Ángel Bea
“Aconteció que yendo de camino (Jesús) entró en una aldea; y una mujer llamada Marta le recibió en su casa. Ésta tenía una hermana que se llamaba María, la cual, sentándose a los pies de Jesús, oía su Palabra. Pero Marta se preocupaba con muchos quehaceres y acercándose, dijo: Señor, ¿te parece bien que mi hermana me deje sola con todo el trabajo de la casa? Por favor, dile que me ayude. El Señor le contestó: Marta, Marta, andas angustiada por muchas cosas. Sin embargo, una sola es necesaria. María ha elegido la mejor parte y nadie se la arrebatará” (Lc.10.38-42; 24.1-12; J.4)
LOS RABINOS DEL PUEBLO JUDÍO…
decían que a la mujer no se les debía enseñar la ley, excepto lo básico. Solo los hombres podían tener acceso a ella y a su estudio profundo, desde la adolescencia. Aparte de otras consideraciones, ¿para qué iban a estudiar la ley las mujeres, dado que su papel no había de ser el mismo que el del hombre?. Esta actitud de parte del varón (dura, más que el diamante) se perpetuó a lo largo de los siglos en las sociedades formadas sobre la cultura judeocristiana. Al considerar a la mujer inferior al varón, a ellas se les impidió el acceso a la educación, limitando su papel solo y exclusivamente al hogar. ¡Cuán diferentes hubieran sido las cosas con tan solo haber atendido a las palabras y el ejemplo de Jesús, en su relación con las mujeres!.
Jesús, el Maestro de maestros, el verdadero intérprete de la ley; el que incluso se atrevió a decir: “Oísteis que fue dicho… más yo os digo…” rompió con aquella idea tan incrustada en la “genética” del género masculino en el pueblo de Israel. Jesús pasó por encima de los que así pensaban y actuaban y no tuvo a menos enseñar su Palabra a las mujeres y permitir que ellas se sentaran a su lado y a sus pies, para oír su Palabra, la perfecta y más completa Ley.
Pero él no solo enseñaba a las mujeres su Palabra, sino que eso ya presuponía que las aceptaba como discípulas suyas, con miras a que fueran propagadoras y enseñadoras del mensaje de las buenas nuevas del Evangelio, cada cual según dones y capacidades.
En todo y por todo, Jesús reconoció la dignidad de la mujer en igualdad con el hombre, estableciendo un principio que debió servir de referencia para la iglesia de todos los tiempos.
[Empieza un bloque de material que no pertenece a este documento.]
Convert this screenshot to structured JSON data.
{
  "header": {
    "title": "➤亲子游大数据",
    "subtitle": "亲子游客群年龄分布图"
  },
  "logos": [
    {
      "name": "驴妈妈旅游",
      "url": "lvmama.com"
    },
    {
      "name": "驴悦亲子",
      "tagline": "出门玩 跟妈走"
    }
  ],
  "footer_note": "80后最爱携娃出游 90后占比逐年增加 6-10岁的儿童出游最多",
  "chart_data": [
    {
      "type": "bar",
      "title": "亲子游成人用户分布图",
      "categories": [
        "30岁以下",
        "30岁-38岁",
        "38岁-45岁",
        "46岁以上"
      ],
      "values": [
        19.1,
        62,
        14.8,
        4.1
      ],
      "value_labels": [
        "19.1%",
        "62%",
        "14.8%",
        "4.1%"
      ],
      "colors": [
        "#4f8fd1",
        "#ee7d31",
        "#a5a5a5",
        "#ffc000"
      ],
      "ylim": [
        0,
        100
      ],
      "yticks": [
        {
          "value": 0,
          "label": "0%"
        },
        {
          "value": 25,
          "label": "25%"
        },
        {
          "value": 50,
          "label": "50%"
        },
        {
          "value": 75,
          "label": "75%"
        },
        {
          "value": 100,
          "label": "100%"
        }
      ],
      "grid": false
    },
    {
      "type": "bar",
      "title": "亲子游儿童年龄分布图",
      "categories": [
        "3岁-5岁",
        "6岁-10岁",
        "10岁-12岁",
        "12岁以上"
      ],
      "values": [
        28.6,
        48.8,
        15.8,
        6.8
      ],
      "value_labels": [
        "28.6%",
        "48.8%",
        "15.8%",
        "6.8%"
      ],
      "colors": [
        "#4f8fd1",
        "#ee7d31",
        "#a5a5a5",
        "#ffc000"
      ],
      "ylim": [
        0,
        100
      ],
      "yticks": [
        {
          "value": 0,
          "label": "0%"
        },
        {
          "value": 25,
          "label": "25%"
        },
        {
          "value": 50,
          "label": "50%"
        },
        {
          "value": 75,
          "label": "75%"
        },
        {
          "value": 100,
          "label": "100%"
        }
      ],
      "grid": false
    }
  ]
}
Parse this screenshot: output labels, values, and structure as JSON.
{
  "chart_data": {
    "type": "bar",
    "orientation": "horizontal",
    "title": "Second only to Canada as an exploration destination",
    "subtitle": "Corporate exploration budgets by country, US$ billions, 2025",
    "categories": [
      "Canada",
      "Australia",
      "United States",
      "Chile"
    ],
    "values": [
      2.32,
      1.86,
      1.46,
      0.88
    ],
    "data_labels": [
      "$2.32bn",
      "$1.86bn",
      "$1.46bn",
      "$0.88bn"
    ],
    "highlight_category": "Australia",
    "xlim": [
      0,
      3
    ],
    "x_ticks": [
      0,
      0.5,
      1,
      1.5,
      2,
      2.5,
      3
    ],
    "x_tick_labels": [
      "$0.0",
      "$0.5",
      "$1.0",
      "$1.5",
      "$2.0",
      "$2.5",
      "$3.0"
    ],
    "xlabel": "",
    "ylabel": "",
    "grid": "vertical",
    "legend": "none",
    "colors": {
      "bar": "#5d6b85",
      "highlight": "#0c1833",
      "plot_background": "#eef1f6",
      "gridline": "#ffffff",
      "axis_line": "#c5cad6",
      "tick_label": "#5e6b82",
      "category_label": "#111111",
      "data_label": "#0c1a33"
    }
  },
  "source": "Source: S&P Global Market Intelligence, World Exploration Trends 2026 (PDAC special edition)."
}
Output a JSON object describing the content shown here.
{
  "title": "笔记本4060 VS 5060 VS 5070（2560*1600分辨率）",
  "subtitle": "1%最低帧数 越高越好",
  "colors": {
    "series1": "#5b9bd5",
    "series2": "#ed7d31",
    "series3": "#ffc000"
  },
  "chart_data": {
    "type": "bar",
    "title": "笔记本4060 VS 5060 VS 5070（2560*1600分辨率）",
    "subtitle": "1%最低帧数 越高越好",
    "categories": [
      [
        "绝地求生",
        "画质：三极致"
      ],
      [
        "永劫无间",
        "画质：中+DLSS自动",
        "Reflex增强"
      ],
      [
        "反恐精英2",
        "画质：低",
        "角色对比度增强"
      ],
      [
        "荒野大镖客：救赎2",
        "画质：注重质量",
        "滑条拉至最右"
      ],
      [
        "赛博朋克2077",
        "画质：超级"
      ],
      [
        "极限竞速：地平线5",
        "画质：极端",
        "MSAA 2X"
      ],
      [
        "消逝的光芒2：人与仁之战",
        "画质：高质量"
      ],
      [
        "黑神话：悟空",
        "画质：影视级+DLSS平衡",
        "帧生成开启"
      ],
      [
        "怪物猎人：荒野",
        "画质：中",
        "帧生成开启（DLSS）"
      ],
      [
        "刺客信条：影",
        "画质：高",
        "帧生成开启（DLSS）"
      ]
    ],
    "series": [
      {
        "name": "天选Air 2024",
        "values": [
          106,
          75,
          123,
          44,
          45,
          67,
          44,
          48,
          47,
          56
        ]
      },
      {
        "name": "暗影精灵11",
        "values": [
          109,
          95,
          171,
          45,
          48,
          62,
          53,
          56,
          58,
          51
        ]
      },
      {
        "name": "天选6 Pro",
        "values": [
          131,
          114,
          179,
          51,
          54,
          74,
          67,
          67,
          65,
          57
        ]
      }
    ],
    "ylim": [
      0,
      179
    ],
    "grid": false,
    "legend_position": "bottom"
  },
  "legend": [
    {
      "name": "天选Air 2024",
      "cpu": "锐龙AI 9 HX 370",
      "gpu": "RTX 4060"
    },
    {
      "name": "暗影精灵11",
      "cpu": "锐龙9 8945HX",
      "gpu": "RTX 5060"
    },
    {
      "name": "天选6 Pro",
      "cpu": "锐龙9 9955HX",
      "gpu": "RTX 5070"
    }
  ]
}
Jesús señaló cómo había sido hecho “al principio de la creación” (Mrc.10.5-7) para denunciar así los conceptos errados que se habían mantenido a lo largo de los siglos; sobre todo en relación con el matrimonio. Eso quería decir que el “hombre” –mencionado en las Escrituras- es el “ser humano” “varón y hembra” tal y cómo fueron creados por Dios y uno no es sin el otro, ni el otro es sin el uno (Gén.1.26-27).
En esa idea divina del ser humano, hombre y mujer estaban incluidos en el cumplimiento de la “gran comisión” natural/cultural, para la cual, ambos fueron adornados con las capacidades para llevarla a cabo. La tarea de estudio, investigación, organización, administración y gobierno de la creación, no fue dada al varón solamente, como se ha interpretado a lo largo de los siglos sino a ambos, en tanto que fue a ellos conjuntamente que Dios bendijo y les dio tal encomienda. Y de todo ello dice el texto bíblico que “vio Dios todo lo que había hecho y era bueno en gran manera” (Gén.1-26-31).
Por tanto, aquí no se contemplan ni caben actitudes de superioridad, ni menosprecios, rechazos, competencias y exclusiones de un género hacia el otro. Pero lamentablemente (¡muy lamentablemente!) las cosas dejaron de ser “en gran manera buenas” y por la caída, llegaron a ser muy diferentes: malas, -¡muy malas!- hasta el día de hoy.
Entonces, bien haremos si purificamos nuestras mentes de prejuicios y llegamos a un mejor entendimiento a la luz de “como fue hecho al principio”, cual señaló Jesús y a su propio ejemplo.